Według informacji opublikowanych przez prokuratorkę okręgową Melindę Katz trzema ofiarami Chenga padły pacjentki szpitala w wieku od 19 do 47 lat. Najmłodsza z kobiet miała paść ofiarą przestępstwa w czerwcu 2021 roku. W rozmowie przeprowadzonej z NBC New York kobieta wyznała, że oskarżony podał jej w pokoju badań substancję, po której straciła przytomność. Gdy się ocknęła, mężczyzny nie było już w pomieszczeniu, a ona sama czuła ból w podbrzuszu.
Na lekarza została złożona skarga, a władzom szpitala przy wsparciu kobiety udało się ustalić tożsamość Chenga. Oskarżenie nie doprowadziło jednak do aresztowania ani zwolnienia mężczyzny z pracy.

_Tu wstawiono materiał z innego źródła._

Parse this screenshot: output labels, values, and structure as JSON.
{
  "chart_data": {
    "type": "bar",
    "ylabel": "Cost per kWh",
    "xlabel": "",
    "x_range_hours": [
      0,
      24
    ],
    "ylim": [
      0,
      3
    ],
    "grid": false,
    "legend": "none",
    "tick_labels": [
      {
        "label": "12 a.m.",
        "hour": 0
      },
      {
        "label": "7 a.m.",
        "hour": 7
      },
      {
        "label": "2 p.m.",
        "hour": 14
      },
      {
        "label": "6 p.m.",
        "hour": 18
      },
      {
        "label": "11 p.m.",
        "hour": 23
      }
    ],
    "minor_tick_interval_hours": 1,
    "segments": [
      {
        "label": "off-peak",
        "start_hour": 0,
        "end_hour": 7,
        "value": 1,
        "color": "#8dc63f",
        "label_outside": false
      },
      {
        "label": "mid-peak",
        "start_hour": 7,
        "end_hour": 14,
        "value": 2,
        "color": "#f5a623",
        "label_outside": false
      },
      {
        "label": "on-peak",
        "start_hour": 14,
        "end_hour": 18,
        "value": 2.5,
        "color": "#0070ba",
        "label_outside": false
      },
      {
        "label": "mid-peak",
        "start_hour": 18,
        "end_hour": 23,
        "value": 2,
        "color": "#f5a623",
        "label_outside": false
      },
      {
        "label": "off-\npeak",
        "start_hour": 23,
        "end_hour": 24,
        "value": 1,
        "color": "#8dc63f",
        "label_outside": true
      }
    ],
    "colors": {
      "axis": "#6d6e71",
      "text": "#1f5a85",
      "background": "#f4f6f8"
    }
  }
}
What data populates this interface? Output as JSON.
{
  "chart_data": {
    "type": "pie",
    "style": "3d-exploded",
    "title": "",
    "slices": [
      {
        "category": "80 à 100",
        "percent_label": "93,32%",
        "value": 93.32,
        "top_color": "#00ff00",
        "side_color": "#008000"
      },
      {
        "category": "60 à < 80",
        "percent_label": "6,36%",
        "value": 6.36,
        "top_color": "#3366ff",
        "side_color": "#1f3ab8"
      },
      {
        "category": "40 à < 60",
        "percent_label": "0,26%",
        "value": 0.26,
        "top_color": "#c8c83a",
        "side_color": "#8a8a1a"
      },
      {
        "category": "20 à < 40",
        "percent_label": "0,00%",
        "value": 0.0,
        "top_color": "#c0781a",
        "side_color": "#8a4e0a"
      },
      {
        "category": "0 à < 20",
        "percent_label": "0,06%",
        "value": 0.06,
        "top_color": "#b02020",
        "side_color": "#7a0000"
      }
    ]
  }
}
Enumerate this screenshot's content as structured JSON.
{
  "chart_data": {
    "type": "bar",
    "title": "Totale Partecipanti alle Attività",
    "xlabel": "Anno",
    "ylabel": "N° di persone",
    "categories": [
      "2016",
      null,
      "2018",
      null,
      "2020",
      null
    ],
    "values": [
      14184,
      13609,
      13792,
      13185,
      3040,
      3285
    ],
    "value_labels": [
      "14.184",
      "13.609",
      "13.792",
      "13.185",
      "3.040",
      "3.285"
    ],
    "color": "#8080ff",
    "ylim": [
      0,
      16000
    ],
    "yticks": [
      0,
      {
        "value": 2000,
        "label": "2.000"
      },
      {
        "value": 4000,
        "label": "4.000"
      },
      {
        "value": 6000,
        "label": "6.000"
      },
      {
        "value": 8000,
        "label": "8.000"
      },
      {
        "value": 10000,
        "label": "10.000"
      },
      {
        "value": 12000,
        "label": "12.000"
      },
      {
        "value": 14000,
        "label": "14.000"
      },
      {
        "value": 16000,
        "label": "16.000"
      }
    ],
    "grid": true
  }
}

Nicholas Liakas, adwokat reprezentujący 19-letnią kobietę, wierzy, że placówka starała się celowo zatuszować sprawę Chenga. Szpital zareagował dopiero po aresztowaniu Chenga w grudniu 2022 roku.
Adwokat Adam Slater w rozmowie z CNN podkreśla z kolei, że to nie pierwszy przypadek, w którym szpital jest podejrzewany o lekceważenie skarg wpływających na personel medyczny. Kancelarie prawnicze Liakasa i Slatera złożyły proces cywilny przeciwko Szpitalowi Prezbiteriańskiemu w Nowym Jorku.
Śledczym udało się ustalić tożsamość siedmiu z ofiar na znalezionych nagraniach. W materiałach pojawia się jednak znacznie więcej poszkodowanych, które ucierpiały w szpitalu oraz mieszkaniu lekarza. Dochodzenie ujawniło, że ofiarami mogły paść również kobiety w innych miejscach Nowego Jorku, a także w Las Vegas, San Francisco oraz Tajlandii.
Zhi Alan Cheng od grudnia 2022 roku przebywa w ośrodku więziennym na Rikers Island. Stracił prawo wykonywania zawodu, a za popełnione przestępstwa grozi mu kara od 25 lat więzienia do dożywotniego pozbawienia wolności.